Graduations begin for high school seniors

Tens of thousands of South Florida students will don caps and gowns over the next week as the class of 2012 receives high school diplomas.

Ceremonies begin Friday and run through June 8 in Miami-Dade and Broward.

On Monday, Vice President Joe Biden will address the graduates of Cypress Bay High School at Marlins Park in Little Havana.

“It’s a tremendous honor for all of us,” said Charles Neely, who has been principal of the school since it opened in Weston a decade ago.

The school has won athletic and academic honors, including ranking first in the nation for the number of Hispanic students who pass college-level Advanced Placement exams.

Cypress Bay’s graduation was set for Sunday at the University of Miami’s BankUnited Center, but Biden couldn’t make it that day and the facility was not available Monday.

So Broward County’s largest high school booked the stadium.

A private donor made up the $6,000 difference in cost. Officials say about 7,500 people are expected to attend.

In Miami-Dade, nearly 20,000 diplomas have been ordered.

Some students have already earned associate degrees from Miami Dade College and racked up college credits.

At Miami Dade’s School for Advanced Studies, where juniors and seniors take high school courses and attend Miami Dade College, 192 seniors among 238 graduates — almost 80 percent — have earned their associate in arts degrees.

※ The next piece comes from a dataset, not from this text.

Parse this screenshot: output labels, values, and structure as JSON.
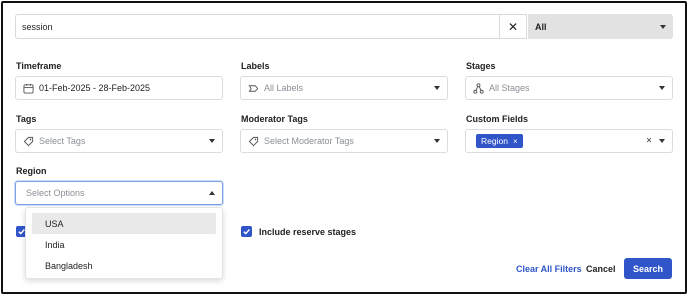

Andrew Davis, 18, is among them. He’s graduating from SAS’s Wolfson Campus with 70 college credits.

“I am proud,” said Davis, who lives in Miami Shores.

He has already attended freshman orientation at the University of Alabama, which has awarded him a merit scholarship and a free iPad. He hopes to become a doctor.

At Mater Academy, a high-performing charter school in Hialeah Gardens, more than 30 of the 365 seniors have also earned associate’s degrees.

Principal Judith Marty said the school, which serves sixth through 12th grades, encourages students early on to prepare for and take AP classes and dual-enrollment courses in order to gain college credits.

Her message for seniors: “They’re just at the beginning of their journey. Now they have to continue their success. They need to learn not to be discouraged, to always go ahead, and continue to be themselves.”

Stephanie Fiddy, who attends Mater East Academy in Little Havana, will give the valedictory address Monday to her graduating class of 60 students. Many of them have known each other since elementary school. Fiddy knows them all by name.

“It’s bittersweet,” said Fiddy, who will be the first in her family to attend college.

She’s headed to Duke University, far from home in Little Havana, where her parents live. Her mom is an accounting clerk; her dad a truck driver.

“I’m going to be leaving behind my childhood friends. I feel very accomplished that all of us have finished high school. But now that we’re all here, we want to start all over again. It’s an amazing feeling.”

Material from The Associated Press was used in this report.